Kini tahun sudah berganti, bulan demi bulan aku menjalani kehidupan yang lebih teratur, demi mendapatkan beasiswa S2 tahun ini, semua berkas sudah kukirim melalui jasa seniorku.
Aku juga meningkatkan kemampuanku dalam bahasa Korea dengan mengikuti kursus intensif. Aku belajar siang dan malam, bahkan ketika lelah sepulang bekerja. Setiap kali merasa ingin menyerah, aku teringat kembali bagaimana perjuanganku agar bisa sampai ke titik ini dan bayangan keluargaku yang bangga ketika mendengar diriku berhasil.
Dibalik kesibukanku dalam meningkatkan kemampuan bahasa Korea, aku juga disibukan dengan menulis naskah film untuk Paragon Pictures dan membuat naskah film yang akan di up di aplikasi Kwikku, serta menunggu pengumuman hasil lomba menulis novel yang diadakan oleh Kwikku dan Falcon Pictures. Aku sangat berharap bisa menjadi salah satu pemenang di lomba tersebut dan bisa bekerja sama membuat film bersama Falcon Pictures.

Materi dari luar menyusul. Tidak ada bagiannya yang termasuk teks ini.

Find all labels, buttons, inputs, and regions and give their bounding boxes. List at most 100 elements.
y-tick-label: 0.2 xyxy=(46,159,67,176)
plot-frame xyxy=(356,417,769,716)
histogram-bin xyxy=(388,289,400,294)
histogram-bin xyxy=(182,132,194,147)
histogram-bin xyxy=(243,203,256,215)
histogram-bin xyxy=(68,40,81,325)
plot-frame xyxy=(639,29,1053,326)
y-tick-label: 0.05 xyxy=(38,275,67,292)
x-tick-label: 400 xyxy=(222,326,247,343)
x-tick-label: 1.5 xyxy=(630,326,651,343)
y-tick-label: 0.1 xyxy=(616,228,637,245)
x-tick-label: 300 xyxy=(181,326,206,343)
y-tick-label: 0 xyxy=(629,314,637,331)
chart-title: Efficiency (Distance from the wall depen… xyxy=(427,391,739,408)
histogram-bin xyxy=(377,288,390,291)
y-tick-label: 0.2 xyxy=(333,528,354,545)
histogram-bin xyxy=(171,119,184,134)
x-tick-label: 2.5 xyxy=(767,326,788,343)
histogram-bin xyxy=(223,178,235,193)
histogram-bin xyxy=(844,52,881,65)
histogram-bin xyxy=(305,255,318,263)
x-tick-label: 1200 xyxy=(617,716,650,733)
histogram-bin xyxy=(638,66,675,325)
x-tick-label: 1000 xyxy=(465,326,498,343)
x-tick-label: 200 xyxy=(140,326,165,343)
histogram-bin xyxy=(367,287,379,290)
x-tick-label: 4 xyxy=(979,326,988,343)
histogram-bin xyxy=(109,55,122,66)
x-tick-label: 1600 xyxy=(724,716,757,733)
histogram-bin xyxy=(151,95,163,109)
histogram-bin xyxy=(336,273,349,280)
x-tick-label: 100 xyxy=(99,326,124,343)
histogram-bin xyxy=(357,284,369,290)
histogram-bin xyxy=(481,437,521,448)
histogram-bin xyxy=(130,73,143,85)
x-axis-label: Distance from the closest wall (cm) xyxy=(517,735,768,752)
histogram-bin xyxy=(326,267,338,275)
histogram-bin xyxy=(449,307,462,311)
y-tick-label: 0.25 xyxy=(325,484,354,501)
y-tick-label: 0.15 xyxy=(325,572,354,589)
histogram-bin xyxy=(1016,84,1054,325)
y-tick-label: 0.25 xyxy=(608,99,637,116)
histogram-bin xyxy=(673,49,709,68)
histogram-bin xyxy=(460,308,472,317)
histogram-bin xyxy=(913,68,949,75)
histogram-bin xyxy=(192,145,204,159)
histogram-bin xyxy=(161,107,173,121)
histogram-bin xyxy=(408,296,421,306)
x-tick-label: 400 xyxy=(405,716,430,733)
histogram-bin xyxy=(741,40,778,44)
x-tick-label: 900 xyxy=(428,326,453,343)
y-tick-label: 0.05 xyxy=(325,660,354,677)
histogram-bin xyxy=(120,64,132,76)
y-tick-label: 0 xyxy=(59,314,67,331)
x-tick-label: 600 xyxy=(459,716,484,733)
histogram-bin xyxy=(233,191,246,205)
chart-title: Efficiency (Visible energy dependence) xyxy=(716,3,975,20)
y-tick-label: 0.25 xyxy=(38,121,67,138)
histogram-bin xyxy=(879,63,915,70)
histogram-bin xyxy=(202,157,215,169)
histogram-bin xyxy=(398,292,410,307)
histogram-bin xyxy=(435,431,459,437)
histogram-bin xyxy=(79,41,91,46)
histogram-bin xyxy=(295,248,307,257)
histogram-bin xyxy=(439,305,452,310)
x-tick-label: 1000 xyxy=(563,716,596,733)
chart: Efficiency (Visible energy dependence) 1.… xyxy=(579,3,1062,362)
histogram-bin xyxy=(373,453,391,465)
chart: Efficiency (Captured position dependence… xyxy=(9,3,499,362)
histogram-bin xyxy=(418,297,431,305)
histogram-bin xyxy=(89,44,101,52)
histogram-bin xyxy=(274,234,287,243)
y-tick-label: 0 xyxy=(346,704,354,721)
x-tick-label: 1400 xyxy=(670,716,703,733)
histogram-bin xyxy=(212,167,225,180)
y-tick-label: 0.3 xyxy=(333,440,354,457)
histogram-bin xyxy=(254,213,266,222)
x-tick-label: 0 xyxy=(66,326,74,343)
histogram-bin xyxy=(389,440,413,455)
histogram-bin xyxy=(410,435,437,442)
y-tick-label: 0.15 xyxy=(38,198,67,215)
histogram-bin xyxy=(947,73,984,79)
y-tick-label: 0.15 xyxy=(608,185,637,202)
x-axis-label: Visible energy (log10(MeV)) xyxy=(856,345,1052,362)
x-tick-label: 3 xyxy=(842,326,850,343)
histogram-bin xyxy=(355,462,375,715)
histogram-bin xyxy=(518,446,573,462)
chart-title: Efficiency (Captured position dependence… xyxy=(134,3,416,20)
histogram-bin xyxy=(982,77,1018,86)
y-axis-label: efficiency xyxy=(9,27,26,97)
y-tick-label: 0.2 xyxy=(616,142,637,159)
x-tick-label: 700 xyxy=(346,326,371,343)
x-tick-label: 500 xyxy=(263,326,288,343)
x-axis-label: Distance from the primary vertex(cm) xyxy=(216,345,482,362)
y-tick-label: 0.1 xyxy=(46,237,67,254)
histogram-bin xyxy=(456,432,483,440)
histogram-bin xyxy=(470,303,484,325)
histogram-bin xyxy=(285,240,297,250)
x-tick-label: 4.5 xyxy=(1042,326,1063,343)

Tibalah hari yang dinanti, waktu pengumuman pun tiba. Berbeda dengan dua tahun sebelumnya, kali ini aku mencoba menenangkan diri. Aku berkata pada diriku sendiri,
"Apapun hasilnya, aku sudah berusaha sebaik mungkin."
Namun, saat membuka laman pengumuman, air mataku langsung mengalir deras. Di sana, terpampang namaku sebagai salah satu penerima beasiswa S2 ke Korea Selatan. Akulangsung berteriak kecil sambil menutup mulutku, sungguh aku tidak percaya dengan apa yang kulihat. Keluargaku yang mendengar teriakanku segera datang ke kamarku, mereka melihatku yang menangis bahagia sambil memegang ponsel.
"Aku berhasil, bun! Aku berhasil!" ucapku dengan suara bergetar.
Bunda langsung memelukku erat sambil menangis. Sedangkan ayah mengusap kepalaku dengan penuh kasih sayang dan berseloroh, "Ini berkat usaha dan keteguhan hatimu, dek. Ayah sama bunda sangat bangga padamu."
Kegigihan dan ketekunanku akhirnya terbayar. Semua usaha yang selama ini aku lakukan, serta air mata dan kekecewaan yang aku rasakan, semuanya terasa sepadan dengan kebahagiaan yang kini aku dapatkan.
"Dek!"
"Hah, kenapa?" ujarku terkejut dan tersadar dari lamunan.
"Aeehhh ari dedek nya kunaon ngalamun wae," ujar bunda yang duduk di samping kananku, aku hanya tersenyum simpul.
"Kamu gak mau berangkat ke Korea?" tanya ayah yang duduk di samping kiriku.
Seketika aku langsung menatap jam yang melingkari tangan kananku.
"Ya ampun udah jam 09.00 ternyata."
"Ya emang. Udah buruan sono, ketinggalan pesawat entar," ujar kak Andraste yang berdiri di samping Lee Kang In.
Aku, bunda dan ayah bangkit dari duduk, sungguh aku tidak bisa lagi menyebunyikan air mataku ini, air mata bahagia dan kesedihan, bercampur menjadi satu, bunda memelukku erat.
"Jaga diri baik-baik di sana ya dek, kalau ada apa-apa kabarin bunda, ayah atau kak Andraste, cerita juga sama Kang In," ujar bunda bergetar.